For a more typical example, we might call the Fast Fourier Transform using the library from the FFTW package. With the example code for calculating Complex One-Dimensional DFTs:

#include <fftw3.h>
...
{
   fftw_complex *in, *out;
   fftw_plan p;
   ...
   in = (fftw_complex*) fftw_malloc(sizeof(fftw_complex) * N);
   out = (fftw_complex*) fftw_malloc(sizeof(fftw_complex) * N);
   p = fftw_plan_dft_1d(N, in, out, FFTW_FORWARD, FFTW_ESTIMATE);
   ...
   fftw_execute(p); /* repeat as needed */
   ...
   fftw_destroy_plan(p);
   fftw_free(in); fftw_free(out);
}

we can build the following equivalent:

(load "@lib/math.l")

(de FFTW_FORWARD . -1)
(de FFTW_ESTIMATE . 64)

(de fft (Lst)
   (let
      (Len (length Lst)
         In (native "libfftw3.so" "fftw_malloc" 'P (* Len 16))
         Out (native "libfftw3.so" "fftw_malloc" 'P (* Len 16))
         P (native "libfftw3.so" "fftw_plan_dft_1d" 'N
            Len In Out FFTW_FORWARD FFTW_ESTIMATE ) )
      (struct In NIL (cons 1.0 (apply append Lst)))
      (native "libfftw3.so" "fftw_execute" NIL P)
      (prog1
         (struct Out (make (do Len (link (1.0 . 2)))))
         (native "libfftw3.so" "fftw_destroy_plan" NIL P)
         (native "libfftw3.so" "fftw_free" NIL Out)
         (native "libfftw3.so" "fftw_free" NIL In) ) ) )

This assumes that the argument list Lst is passed as a list of complex numbers, each as a list of two numbers for the real and imaginary part, like

(fft '((1.0 0) (1.0 0) (1.0 0) (1.0 0) (0 0) (0 0) (0 0) (0 0)))

The above translation to Lisp is quite straightforward. After the two buffers are allocated, and a plan is created, struct is called to store the argument list in the In structure as a list of double numbers (according to the 1.0 initialization item). Then fftw_execute is called, and struct is called again to retrieve the result from Out and return it from fft via the prog1. Finally, all memory is released.

Constant Data

If such allocated data (strings, arrays or structures passed to native) are constant during the lifetime of a program, it makes sense to allocate them only once, before their first use. A typical candidate is the format string of a printf call. Consider a function which prints a floating point number in scientific notation:

(load "@lib/math.l")

: (de prf (Flt)
   (%@ "printf" NIL "%e\n" (cons Flt 1.0)) )
-> prf

: (prf (exp 12.3))
2.196960e+05


Callbacks

Sometimes it is necessary to do the reverse: Call Lisp code from C code.

This mechanism uses the Lisp-level function lisp. No C source code access is required.

lisp returns a function pointer, which can be passed to C functions via native. When this function pointer is dereferenced and called from the C code, the corresponding Lisp function is invoked. Only five numeric arguments and a numeric return value can be used, and other data types must be handled by the Lisp function with struct and memory management operations.
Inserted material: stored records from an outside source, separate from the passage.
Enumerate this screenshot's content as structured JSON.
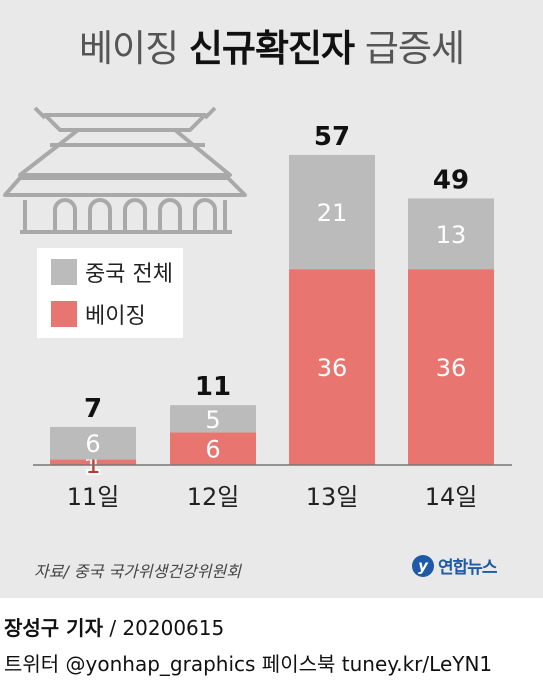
{
  "title": {
    "prefix": "베이징",
    "highlight": "신규확진자",
    "suffix": "급증세"
  },
  "colors": {
    "china_total": "#bbbbbb",
    "beijing": "#e8756f",
    "background": "#e9e9e9"
  },
  "chart_data": {
    "type": "bar",
    "stacked": true,
    "categories": [
      "11일",
      "12일",
      "13일",
      "14일"
    ],
    "series": [
      {
        "name": "베이징",
        "values": [
          1,
          6,
          36,
          36
        ],
        "color": "#e8756f"
      },
      {
        "name": "중국 전체",
        "values": [
          6,
          5,
          21,
          13
        ],
        "color": "#bbbbbb"
      }
    ],
    "totals": [
      7,
      11,
      57,
      49
    ],
    "legend": [
      "중국 전체",
      "베이징"
    ],
    "legend_position": "left"
  },
  "source": "자료/ 중국 국가위생건강위원회",
  "logo": {
    "text": "연합뉴스",
    "icon": "yonhap-logo-icon"
  },
  "credits": {
    "reporter": "장성구 기자",
    "date": "/ 20200615",
    "line2": "트위터 @yonhap_graphics  페이스북 tuney.kr/LeYN1"
  }
}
Callbacks are often used in user interface libraries, to handle key-, mouse- and other events. Examples can be found in "@lib/openGl.l". The following function mouseFunc takes a Lisp function, installs it under the tag mouseFunc (any other tag would be all right too) as a callback, and passes the resulting function pointer to the OpenGL glutMouseFunc() function, to set it as a callback for the current window:

(de mouseFunc (Fun)
   (native `*GlutLib "glutMouseFunc" NIL (lisp 'mouseFunc Fun)) )

(The global *GlutLib holds the library "/usr/lib/libglut.so". The backquote (`) is important here, so that the transient symbol with the library name (and not the global *GlutLib) is evaluated by native, resulting in the proper library handle at runtime).

A program using OpenGL may then use mouseFunc to install a function

(mouseFunc
   '((Btn State X Y)
      (do-something-with Btn State X Y) ) )

so that future clicks into the window will pass the button, state and coordinates to that function.